An Individual Savings Account, or ISA, should be a part of everyone's saving strategy. As long as you are aged 16 or above, an ISA enables you to save up to a certain amount each year completely tax-free. This means that it will usually come out on top of other savings accounts, which may offer better initial interest rates but tax you on your returns. The current allowance is £7,200 per year for everyone under the age of 50, and £10,200 for everyone aged 50 or over. From April 6th 2010, the higher allowance will be applicable to everyone.

There are two different types of ISA; a Cash ISA and a Stocks and Shares ISA. Only half of your total allowance can be used for each type, and you can only use one provider per year for each type. You can however hold a Stocks and Shares ISA with one provider, and a Cash ISA with another, meaning that you can shop around for the best deals. You are also allowed to change your provider year on year.

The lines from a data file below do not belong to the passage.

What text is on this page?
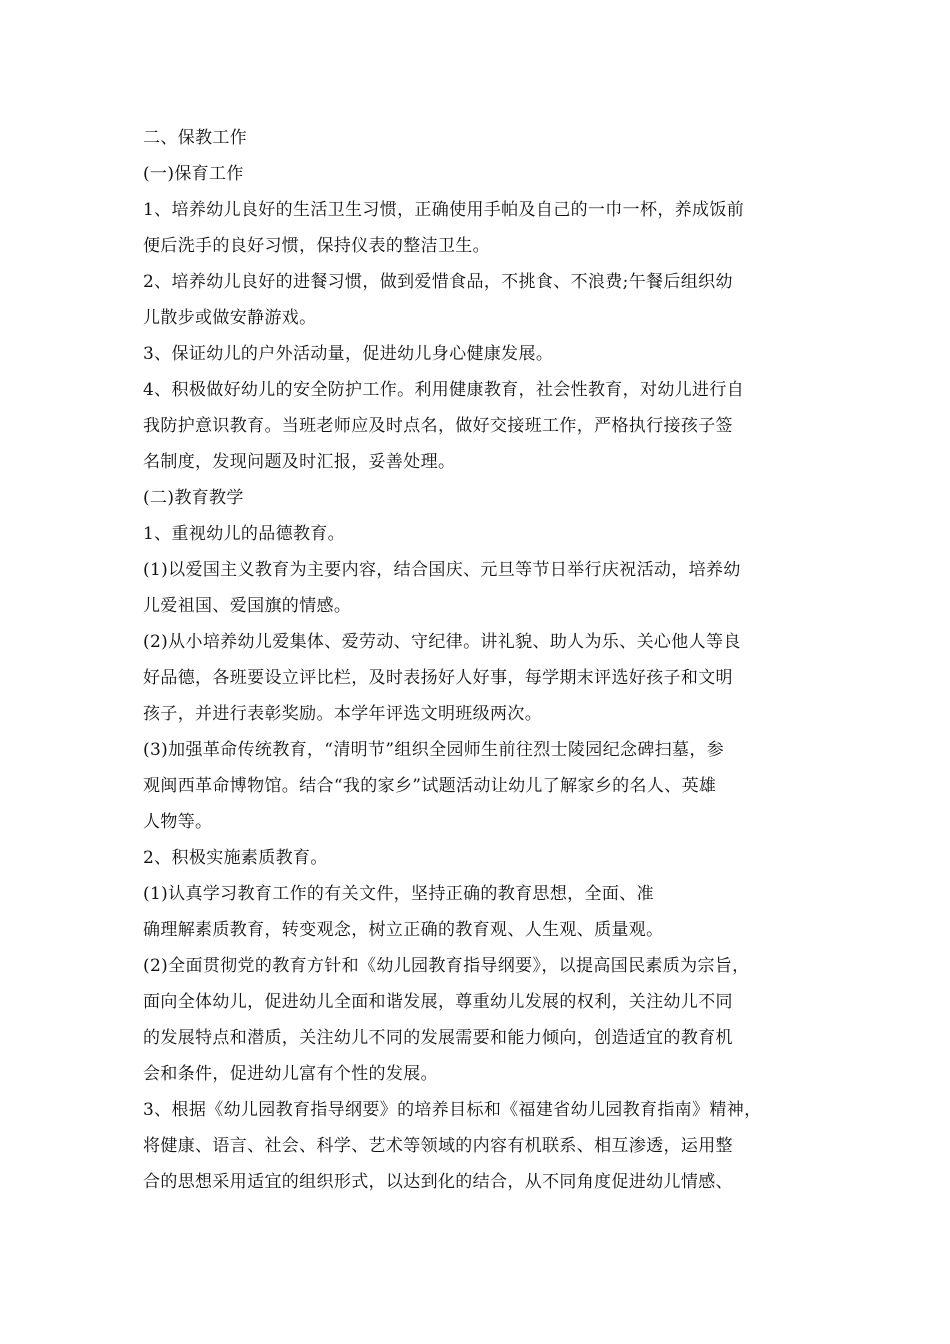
二、保教工作
(一)保育工作
1、培养幼儿良好的生活卫生习惯，正确使用手帕及自己的一巾一杯，养成饭前
便后洗手的良好习惯，保持仪表的整洁卫生。
2、培养幼儿良好的进餐习惯，做到爱惜食品，不挑食、不浪费;午餐后组织幼
儿散步或做安静游戏。
3、保证幼儿的户外活动量，促进幼儿身心健康发展。
4、积极做好幼儿的安全防护工作。利用健康教育，社会性教育，对幼儿进行自
我防护意识教育。当班老师应及时点名，做好交接班工作，严格执行接孩子签
名制度，发现问题及时汇报，妥善处理。
(二)教育教学
1、重视幼儿的品德教育。
(1)以爱国主义教育为主要内容，结合国庆、元旦等节日举行庆祝活动，培养幼
儿爱祖国、爱国旗的情感。
(2)从小培养幼儿爱集体、爱劳动、守纪律。讲礼貌、助人为乐、关心他人等良
好品德，各班要设立评比栏，及时表扬好人好事，每学期末评选好孩子和文明
孩子，并进行表彰奖励。本学年评选文明班级两次。
(3)加强革命传统教育，“清明节”组织全园师生前往烈士陵园纪念碑扫墓，参
观闽西革命博物馆。结合“我的家乡”试题活动让幼儿了解家乡的名人、英雄
人物等。
2、积极实施素质教育。
(1)认真学习教育工作的有关文件，坚持正确的教育思想，全面、准
确理解素质教育，转变观念，树立正确的教育观、人生观、质量观。
(2)全面贯彻党的教育方针和《幼儿园教育指导纲要》，以提高国民素质为宗旨，
面向全体幼儿，促进幼儿全面和谐发展，尊重幼儿发展的权利，关注幼儿不同
的发展特点和潜质，关注幼儿不同的发展需要和能力倾向，创造适宜的教育机
会和条件，促进幼儿富有个性的发展。
3、根据《幼儿园教育指导纲要》的培养目标和《福建省幼儿园教育指南》精神，
将健康、语言、社会、科学、艺术等领域的内容有机联系、相互渗透，运用整
合的思想采用适宜的组织形式，以达到化的结合，从不同角度促进幼儿情感、
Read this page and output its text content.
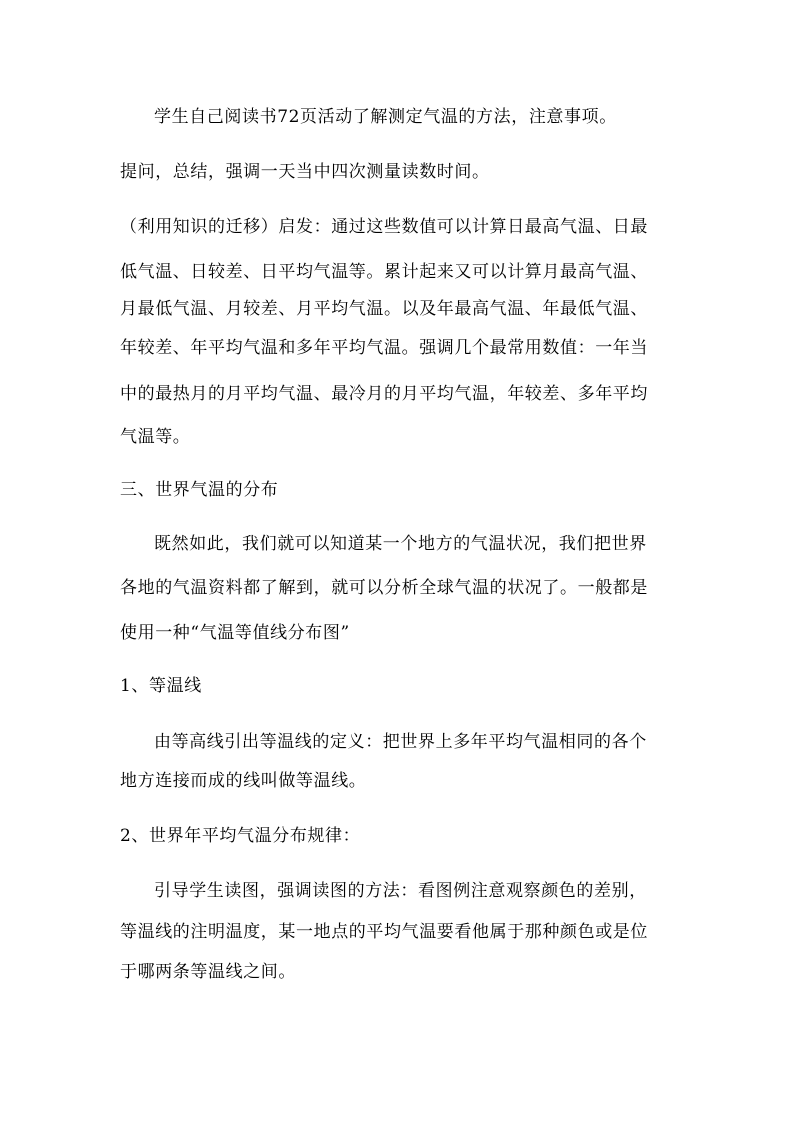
学生自己阅读书72页活动了解测定气温的方法，注意事项。
提问，总结，强调一天当中四次测量读数时间。
（利用知识的迁移）启发：通过这些数值可以计算日最高气温、日最
低气温、日较差、日平均气温等。累计起来又可以计算月最高气温、
月最低气温、月较差、月平均气温。以及年最高气温、年最低气温、
年较差、年平均气温和多年平均气温。强调几个最常用数值：一年当
中的最热月的月平均气温、最冷月的月平均气温，年较差、多年平均
气温等。
三、世界气温的分布
既然如此，我们就可以知道某一个地方的气温状况，我们把世界
各地的气温资料都了解到，就可以分析全球气温的状况了。一般都是
使用一种“气温等值线分布图”
1、等温线
由等高线引出等温线的定义：把世界上多年平均气温相同的各个
地方连接而成的线叫做等温线。
2、世界年平均气温分布规律：
引导学生读图，强调读图的方法：看图例注意观察颜色的差别，
等温线的注明温度，某一地点的平均气温要看他属于那种颜色或是位
于哪两条等温线之间。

If you do not use your ISA allowance before the end of the financial year (5th April), you will lose the tax-free benefit for that year. Therefore, if you have savings, you should consider making use of your ISA allowance in conjunction with other savings and investment plans that you may have.

A Few ISA Basics


  • ISAs (Individual Savings Accounts) are investments on which you do not have to pay taxes or capital gains taxes.
  • ISAs tend to have very good interest rates, so people usually see a good return from investing in an ISA.
  • There are stocks and shares ISAs and cash ISAs.